Most emerging human viral diseases are zoonotic (originating from animals). When zoonotic events result in pandemics, their medical and societal consequences are immense. Notably, COVID-19 has led to global disruption of human life, highlighting several important scientific, societal, and ethical challenges.
Meeting these demands inspires our work on the grand challenge of Pandemic Prediction and Prevention (PPP). Our vision is to reach an aspirational destination: A world where we accurately foresee pandemics and proactively minimize their impact.
Our mission is to forecast and control future viral pandemics by addressing the grand challenge of uncovering the genetic, molecular, cellular, and chemical rules of life underlying virus-host interactions through community-based and ethically grounded research.

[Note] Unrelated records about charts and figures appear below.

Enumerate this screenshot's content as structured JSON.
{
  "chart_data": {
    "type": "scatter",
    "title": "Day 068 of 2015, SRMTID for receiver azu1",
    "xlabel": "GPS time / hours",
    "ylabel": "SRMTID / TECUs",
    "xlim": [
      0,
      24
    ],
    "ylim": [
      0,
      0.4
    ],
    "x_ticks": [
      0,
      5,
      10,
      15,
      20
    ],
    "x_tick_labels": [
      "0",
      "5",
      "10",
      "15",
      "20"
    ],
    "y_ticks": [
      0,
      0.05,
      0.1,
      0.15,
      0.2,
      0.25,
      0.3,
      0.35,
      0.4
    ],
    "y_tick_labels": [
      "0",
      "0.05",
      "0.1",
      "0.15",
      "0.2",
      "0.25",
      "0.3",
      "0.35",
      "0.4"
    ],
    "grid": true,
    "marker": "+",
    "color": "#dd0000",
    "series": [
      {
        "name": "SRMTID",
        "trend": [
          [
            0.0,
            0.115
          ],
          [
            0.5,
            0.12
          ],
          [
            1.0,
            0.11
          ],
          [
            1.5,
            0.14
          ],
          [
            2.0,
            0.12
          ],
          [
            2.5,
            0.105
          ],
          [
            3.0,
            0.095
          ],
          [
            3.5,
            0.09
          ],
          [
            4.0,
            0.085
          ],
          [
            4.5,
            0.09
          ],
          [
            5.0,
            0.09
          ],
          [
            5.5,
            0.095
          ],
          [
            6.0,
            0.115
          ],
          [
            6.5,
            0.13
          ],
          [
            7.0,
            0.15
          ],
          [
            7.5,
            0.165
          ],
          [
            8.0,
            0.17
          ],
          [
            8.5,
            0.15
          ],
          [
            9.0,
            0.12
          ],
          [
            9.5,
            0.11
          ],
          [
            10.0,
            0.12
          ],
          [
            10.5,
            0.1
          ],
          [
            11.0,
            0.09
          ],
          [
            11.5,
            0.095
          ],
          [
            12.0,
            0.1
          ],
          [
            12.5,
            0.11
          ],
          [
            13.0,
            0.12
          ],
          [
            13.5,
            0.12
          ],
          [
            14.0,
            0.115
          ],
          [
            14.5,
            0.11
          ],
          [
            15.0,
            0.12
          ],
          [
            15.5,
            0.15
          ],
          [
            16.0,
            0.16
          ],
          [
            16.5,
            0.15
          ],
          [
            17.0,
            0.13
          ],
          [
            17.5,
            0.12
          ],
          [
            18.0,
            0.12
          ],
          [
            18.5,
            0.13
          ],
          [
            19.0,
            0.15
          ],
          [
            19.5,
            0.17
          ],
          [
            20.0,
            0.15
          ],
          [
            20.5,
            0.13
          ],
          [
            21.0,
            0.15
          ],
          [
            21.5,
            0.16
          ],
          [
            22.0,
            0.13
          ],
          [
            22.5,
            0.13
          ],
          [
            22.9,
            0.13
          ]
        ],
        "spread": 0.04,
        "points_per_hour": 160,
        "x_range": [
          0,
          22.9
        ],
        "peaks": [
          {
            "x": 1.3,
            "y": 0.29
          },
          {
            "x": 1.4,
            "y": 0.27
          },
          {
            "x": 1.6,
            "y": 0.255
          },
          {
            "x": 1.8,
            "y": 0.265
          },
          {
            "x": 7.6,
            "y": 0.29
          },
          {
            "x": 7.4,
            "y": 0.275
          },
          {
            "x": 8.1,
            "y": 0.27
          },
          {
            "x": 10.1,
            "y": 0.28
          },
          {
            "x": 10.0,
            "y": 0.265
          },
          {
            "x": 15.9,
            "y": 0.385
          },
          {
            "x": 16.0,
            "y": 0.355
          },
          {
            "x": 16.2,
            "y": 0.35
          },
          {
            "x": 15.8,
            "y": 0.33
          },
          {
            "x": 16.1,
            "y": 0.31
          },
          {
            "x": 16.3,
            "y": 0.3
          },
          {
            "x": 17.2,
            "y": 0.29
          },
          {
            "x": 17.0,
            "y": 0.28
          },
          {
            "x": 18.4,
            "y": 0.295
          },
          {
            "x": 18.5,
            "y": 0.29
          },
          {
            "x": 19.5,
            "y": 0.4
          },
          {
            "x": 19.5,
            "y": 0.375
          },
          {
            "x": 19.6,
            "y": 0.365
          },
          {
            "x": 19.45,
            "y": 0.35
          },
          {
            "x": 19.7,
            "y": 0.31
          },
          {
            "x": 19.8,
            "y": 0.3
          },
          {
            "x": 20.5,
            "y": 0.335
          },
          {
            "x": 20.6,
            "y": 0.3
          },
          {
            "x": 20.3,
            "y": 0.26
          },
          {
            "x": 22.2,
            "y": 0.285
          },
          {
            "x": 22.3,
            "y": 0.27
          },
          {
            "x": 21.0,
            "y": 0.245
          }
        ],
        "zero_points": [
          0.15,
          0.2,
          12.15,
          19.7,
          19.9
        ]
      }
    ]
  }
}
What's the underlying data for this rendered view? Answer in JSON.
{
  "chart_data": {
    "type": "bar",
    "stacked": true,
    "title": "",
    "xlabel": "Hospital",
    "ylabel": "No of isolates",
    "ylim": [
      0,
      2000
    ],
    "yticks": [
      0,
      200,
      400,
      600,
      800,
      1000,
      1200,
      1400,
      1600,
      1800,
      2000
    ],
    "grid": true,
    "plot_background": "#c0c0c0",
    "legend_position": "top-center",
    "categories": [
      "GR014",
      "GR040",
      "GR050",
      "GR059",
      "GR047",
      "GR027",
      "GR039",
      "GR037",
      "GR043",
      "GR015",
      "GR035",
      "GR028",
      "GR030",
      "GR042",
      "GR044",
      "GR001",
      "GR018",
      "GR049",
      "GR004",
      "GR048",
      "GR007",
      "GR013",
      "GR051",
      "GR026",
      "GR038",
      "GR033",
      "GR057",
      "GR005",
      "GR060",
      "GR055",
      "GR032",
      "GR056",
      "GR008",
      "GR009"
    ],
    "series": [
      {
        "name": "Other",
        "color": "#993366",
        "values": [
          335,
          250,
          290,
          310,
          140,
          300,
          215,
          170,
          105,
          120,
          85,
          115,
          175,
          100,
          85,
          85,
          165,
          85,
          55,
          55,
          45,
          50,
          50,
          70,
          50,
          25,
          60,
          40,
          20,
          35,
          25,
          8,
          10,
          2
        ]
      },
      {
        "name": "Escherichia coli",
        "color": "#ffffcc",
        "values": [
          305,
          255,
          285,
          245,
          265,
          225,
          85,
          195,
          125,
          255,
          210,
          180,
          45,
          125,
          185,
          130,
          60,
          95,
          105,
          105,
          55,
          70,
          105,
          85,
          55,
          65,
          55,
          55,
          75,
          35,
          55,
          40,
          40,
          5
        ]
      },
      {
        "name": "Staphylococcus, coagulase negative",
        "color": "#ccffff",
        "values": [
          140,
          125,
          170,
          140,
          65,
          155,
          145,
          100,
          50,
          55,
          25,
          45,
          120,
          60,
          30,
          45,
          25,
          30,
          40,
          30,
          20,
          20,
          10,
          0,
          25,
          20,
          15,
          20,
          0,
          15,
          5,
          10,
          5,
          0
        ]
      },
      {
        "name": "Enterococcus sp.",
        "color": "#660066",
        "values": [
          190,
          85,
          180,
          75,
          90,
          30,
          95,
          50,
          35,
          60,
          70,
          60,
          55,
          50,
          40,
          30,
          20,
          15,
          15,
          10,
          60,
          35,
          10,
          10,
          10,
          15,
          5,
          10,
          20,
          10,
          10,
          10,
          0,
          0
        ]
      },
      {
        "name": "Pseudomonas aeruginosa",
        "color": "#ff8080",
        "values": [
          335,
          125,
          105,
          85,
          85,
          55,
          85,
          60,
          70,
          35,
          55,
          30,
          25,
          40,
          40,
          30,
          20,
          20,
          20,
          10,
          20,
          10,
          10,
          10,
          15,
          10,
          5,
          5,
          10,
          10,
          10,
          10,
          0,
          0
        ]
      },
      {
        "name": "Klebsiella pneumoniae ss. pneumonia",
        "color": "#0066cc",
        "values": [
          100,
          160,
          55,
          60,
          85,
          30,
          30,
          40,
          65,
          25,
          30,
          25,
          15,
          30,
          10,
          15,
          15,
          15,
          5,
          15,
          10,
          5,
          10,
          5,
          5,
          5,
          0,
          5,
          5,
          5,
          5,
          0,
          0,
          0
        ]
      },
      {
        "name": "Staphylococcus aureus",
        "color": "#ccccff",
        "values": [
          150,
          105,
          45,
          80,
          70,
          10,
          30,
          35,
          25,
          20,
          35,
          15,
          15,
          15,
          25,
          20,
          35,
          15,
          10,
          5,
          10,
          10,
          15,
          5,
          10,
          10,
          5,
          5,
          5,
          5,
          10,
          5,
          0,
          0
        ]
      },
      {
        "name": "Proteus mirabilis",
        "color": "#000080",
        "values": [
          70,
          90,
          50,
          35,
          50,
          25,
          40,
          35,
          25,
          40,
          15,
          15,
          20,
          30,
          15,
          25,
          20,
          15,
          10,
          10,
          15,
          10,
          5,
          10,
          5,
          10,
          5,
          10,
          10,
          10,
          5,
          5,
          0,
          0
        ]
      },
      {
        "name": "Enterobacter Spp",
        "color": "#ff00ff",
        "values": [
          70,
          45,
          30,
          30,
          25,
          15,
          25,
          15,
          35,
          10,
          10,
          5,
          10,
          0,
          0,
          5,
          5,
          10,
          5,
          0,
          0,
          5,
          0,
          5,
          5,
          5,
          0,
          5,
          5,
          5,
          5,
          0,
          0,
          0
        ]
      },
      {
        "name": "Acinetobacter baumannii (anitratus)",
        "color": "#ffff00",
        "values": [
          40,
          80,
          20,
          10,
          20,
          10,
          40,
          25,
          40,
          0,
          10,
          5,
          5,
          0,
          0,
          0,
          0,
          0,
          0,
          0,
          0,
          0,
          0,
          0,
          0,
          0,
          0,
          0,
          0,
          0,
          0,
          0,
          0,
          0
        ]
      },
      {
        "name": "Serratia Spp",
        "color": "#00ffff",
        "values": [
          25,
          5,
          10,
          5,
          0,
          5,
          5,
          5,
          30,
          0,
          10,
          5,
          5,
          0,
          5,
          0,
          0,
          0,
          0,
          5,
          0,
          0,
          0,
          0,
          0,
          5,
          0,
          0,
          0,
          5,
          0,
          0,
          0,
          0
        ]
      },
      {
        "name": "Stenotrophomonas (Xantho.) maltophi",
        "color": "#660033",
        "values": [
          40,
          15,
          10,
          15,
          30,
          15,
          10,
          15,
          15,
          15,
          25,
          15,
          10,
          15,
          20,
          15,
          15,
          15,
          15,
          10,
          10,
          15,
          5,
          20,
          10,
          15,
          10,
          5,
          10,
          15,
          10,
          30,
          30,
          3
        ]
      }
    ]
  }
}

We seek to educate and train a new generation of scientists with transformative technical and professional skills to form convergent teams that can protect and empower humans by anticipating future outbreaks and preventing them from becoming pandemics. Skill-building practices in connection, communication, and collaboration will prepare team members for effective engagement with communities. Community members will play an integral role in designing and implementing policy and communication strategies.
VT faculty, scientists, graduate, and undergraduate students in collaboration with leading researchers at other universities and partners will converge around four core themes:
Theme Jump: Create machine learning (ML) methods to predict mutations that will enable a virus to shift from an animal host and adapt to infect humans.
Theme Replicate: Use organoid engineering to test human susceptibility to viruses with pandemic potential and understand the life cycle of a virus to devise ways to interrupt its replication.
Theme Spread: Develop models to predict how a virus spreads from one person to another and across populations with the goal of devising methods to prevent transmission.
Theme Empower: Ethically engage vulnerable communities to equitably shape and effectively communicate pandemic science.
By design, we will make independent progress on all four themes while also supporting exchange of ideas.